EagleTribune.com, North Andover, MA

March 28, 2013

Hampstead man first and last to board naval ship

Local man steps off USS Klakring before decommissioning

By Alex Lippa
alippa@eagletribune.com

---- — HAMPSTEAD — In 1983, John Ingemi was one of the first men to step foot on the USS Klakring prior to its maiden voyage. Last weekend, that experience came full circle for Ingemi.

Ingemi, a Hampstead resident, was the last to step off the USS Klakring at a decommissioning ceremony in Mayport, Fla., Saturday.

He and 25 of his fellow sailors were honored for being part of the ship’s first crew. The 450-foot-long ship carried close to 200 sailors at any given time, he said.

“It was very emotional for me,” said Ingemi, 49. “We went through a lot together as a crew and I saw a lot of faces I hadn’t seen in years.”

Ingemi first deployed from Bath, Maine, where the ship was built and commissioned. He spent five years on the guided-missile frigate, traveling into dangerous waters. The ship went into the Persian Gulf and engaged in combat with enemy ships off the coasts of Iraq and Iran. Ingemi was a key member of the crew, working in the combat information center.
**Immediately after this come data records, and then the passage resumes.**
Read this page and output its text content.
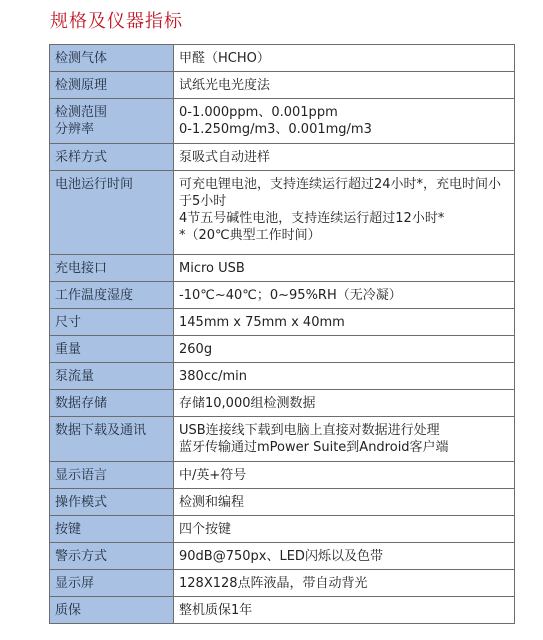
规格及仪器指标
检测气体	甲醛（HCHO）
检测原理	试纸光电光度法
检测范围
分辨率	0-1.000ppm、0.001ppm
0-1.250mg/m3、0.001mg/m3
采样方式	泵吸式自动进样
电池运行时间	可充电锂电池，支持连续运行超过24小时*，充电时间小于5小时
4节五号碱性电池，支持连续运行超过12小时*
*（20℃典型工作时间）
充电接口	Micro USB
工作温度湿度	-10℃~40℃；0~95%RH（无冷凝）
尺寸	145mm x 75mm x 40mm
重量	260g
泵流量	380cc/min
数据存储	存储10,000组检测数据
数据下载及通讯	USB连接线下载到电脑上直接对数据进行处理
蓝牙传输通过mPower Suite到Android客户端
显示语言	中/英+符号
操作模式	检测和编程
按键	四个按键
警示方式	90dB@750px、LED闪烁以及色带
显示屏	128X128点阵液晶，带自动背光
质保	整机质保1年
“When combat happened, that was the place to be,” Ingemi said. “We operated the weapons, sonar and electronic communication. We were the ones who realized the threats and made judgment calls on how to proceed.”

He joined the Navy in 1983 when he was just 18. Following in the footsteps of his uncles, he said it was an obvious choice.

“I just knew I always wanted to serve my country,” he said. “It wasn’t always pleasant, but it was a great experience.”

Ingemi has continued to serve the public as a volunteer firefighter in Hampstead. He also is a full-time software sales executive.

In Florida, Ingemi reminisced about those days and traded stories.

“I would compare it to a high school or college reunion, but it was much different than that,” Ingemi said. “These are people who I was with when we went into combat and faced down people who wanted to do us with harm.”

The event was organized by Chris Whalley, a former ship commander from Maine. He reached out to his former colleagues through social media.

“When you serve on a ship and have a good crew, it always hits home,” Whalley said. “We had all lost touch with each other and it was really a wonderful experience.”

Ingemi said he expected the weekend to make him feel like he was getting old; instead, he felt revitalized.

“For a brief second, I felt like I was 18 again,” he said. “I wished I could set sail with her one more time.”

But bells were rung, flags were lowered and the ship was officially retired. Before that happened, the crew left the ship one by one, in reverse order of how they entered it in 1983.

“I felt honored as I left the ship,” he said. “I remembered the impact it had on my life. It gave me my first sense of responsibility and it is something I’ll never forget.”